Parenthèse

"J'ai lu pendant l'été 1987 dans un quotidien du soir un article, qui faisait partie d'une série, dont l'argumentation – je schématise – revenait à ceci : on a critiqué en son temps le Balzac de Rodin, donc les colonnes de Buren sont belles. Je ne suis pas près de me soumettre à ce genre de terrorisme intellectuel. Outre qu'on pouvait raisonnablement douter que l'œuvre de Rodin fût très propre à remplir la fonction d'un monument public, l'argument d'autorité ne m'impressionne pas davantage qu'on le mette à l'envers ou qu'on le laisse à l'endroit."

Ces propos de Claude Lévi-Strauss, rapportés dans De près et de loin (1), n'ont rien perdu de leur saveur. Chéreau s'est fait siffler à Bayreuth à une certaine époque, donc Olivier Py est un génie (2). Dans les années soixante, les séries n'étaient pas prises au sérieux, donc Borgen est une œuvre exceptionnelle (3). Comme Starsky et Hutch qu'il faudrait réévaluer ?

Peut-on tout mettre sur le même plan ?

Voici ce que Philippe Jaccottet écrit dans La Seconde Semaison : "À propos de L'Esprit du temps d'Edgar Morin. il tient beaucoup à se distinguer de certains intellectuels qui pleurent sur le déclin de la culture. Fort bien. Mais quand il évoque l'"analogie frappante" entre les héros d'Homère et ceux des feuilletons de la presse populaire, on aimerait, par simple souci de rigueur, qu'il dît ensuite un mot de l'abîme qui les sépare […] Ses analyses emportent souvent l'adhésion par leur pertinence ; jusqu'au point où, trop soucieux de ne pas être pris pour un intellectuel nostalgique, il refuse de juger. Et il est remarquable qu'une des rares occasions où il perde sa pondération soit celle où il écrit : "La culture de masse pose un problème de fond. Ce n'est pas le problème de sa valeur artistique. Opposer Debussy à Louis Armstrong est insuffisant, ridicule. Ce n'est pas le problème de sa valeur humaniste. Opposer Montaigne à Dean Martin, Socrate à Jerry Lewis est une ânerie." Au contraire, tout le problème est là, celui de la distance considérable qui sépare les sculptures des porches romans de la BD, et Montaigne de Dean Martin. S'il ne laisse percer quelque agacement qu'à cette occasion-là, n'est-ce pas significatif ? C'est comme si l'on prétendait nier toute différence d'altitude entre l'Everest et les Buttes-Chaumont (4)."

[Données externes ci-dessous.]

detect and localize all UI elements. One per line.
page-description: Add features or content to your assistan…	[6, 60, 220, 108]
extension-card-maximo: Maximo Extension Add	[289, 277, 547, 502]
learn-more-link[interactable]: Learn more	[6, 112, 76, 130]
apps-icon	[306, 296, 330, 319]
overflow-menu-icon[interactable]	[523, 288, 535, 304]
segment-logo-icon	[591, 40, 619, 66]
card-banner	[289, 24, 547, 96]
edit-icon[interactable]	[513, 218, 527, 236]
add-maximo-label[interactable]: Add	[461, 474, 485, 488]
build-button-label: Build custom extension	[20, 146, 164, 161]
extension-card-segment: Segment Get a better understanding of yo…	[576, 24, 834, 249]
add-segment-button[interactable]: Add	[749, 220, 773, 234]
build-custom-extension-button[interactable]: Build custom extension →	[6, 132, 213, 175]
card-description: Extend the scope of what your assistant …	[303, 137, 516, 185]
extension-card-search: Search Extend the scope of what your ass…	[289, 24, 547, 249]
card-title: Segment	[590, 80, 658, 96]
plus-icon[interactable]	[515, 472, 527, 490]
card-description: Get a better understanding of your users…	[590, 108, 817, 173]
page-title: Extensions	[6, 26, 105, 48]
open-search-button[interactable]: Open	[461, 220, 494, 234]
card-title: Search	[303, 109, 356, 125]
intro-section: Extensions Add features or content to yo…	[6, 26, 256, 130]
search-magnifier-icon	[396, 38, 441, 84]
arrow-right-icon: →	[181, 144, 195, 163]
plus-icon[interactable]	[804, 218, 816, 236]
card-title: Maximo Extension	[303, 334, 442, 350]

Si l'on en croit Eric Rochant, "certains épisodes des Sopranos ou de Mad Men sont aussi subtils que du Bergman (5)".

Notes

1. De près et de loin, Claude Lévi-Strauss, Didier Éribon, Odile Jacob, 2009, p. 240-241.
2. Olivier Py s'est fait siffler à Paris le soir de la première de Aida, le 10/10/13. "Olivier Py’s production is a vulgar ceremony of unsubtle, recycled stagecraft", juge The Financial Times, dans un article paru le 13/10/13. Les "idées de mise en scène", ça ne suffit pas, faisait remarquer Patrice Chéreau, lors d'une rencontre au Louvre le 07/11/10.
3. "Depuis son lancement en 2010, la grande force de Borgen a toujours été de mêler étroitement l'intimité de ses personnages avec l'histoire politique et sociale en train de s'écrire au Danemark. Rarement série aura réussi à porter à un si haut niveau d'exigence la rigueur de l'écriture et la précision des scènes. Les dix nouveaux épisodes ne dérogent pas à ce subtil équilibre qui rend Borgen si passionnante, du début à la fin. Tout l'art du scénario est de faire vivre les décisions politiques, les choix stratégiques d'un parti ou d'un gouvernement simplement avec des dialogues tirés au cordeau. L'action, réduite à son strict minimum, se concentre dans l'alternance des scènes intimes et publiques. Tout en offrant un regard acéré et sans concession sur le milieu médiatico-politique (qui sort largement du cadre danois), ses grandeurs, ses misères, ses compromissions et ses idéaux. Un régal." N'en jetez plus ! "Borgen", Le Monde, 03/10/13.
4. La Seconde Semaison. Carnets (1980-1994), Gallimard, 1996, p. 190-191.
5. "Séries françaises : tout reste à faire", Le Monde, 28/11/13.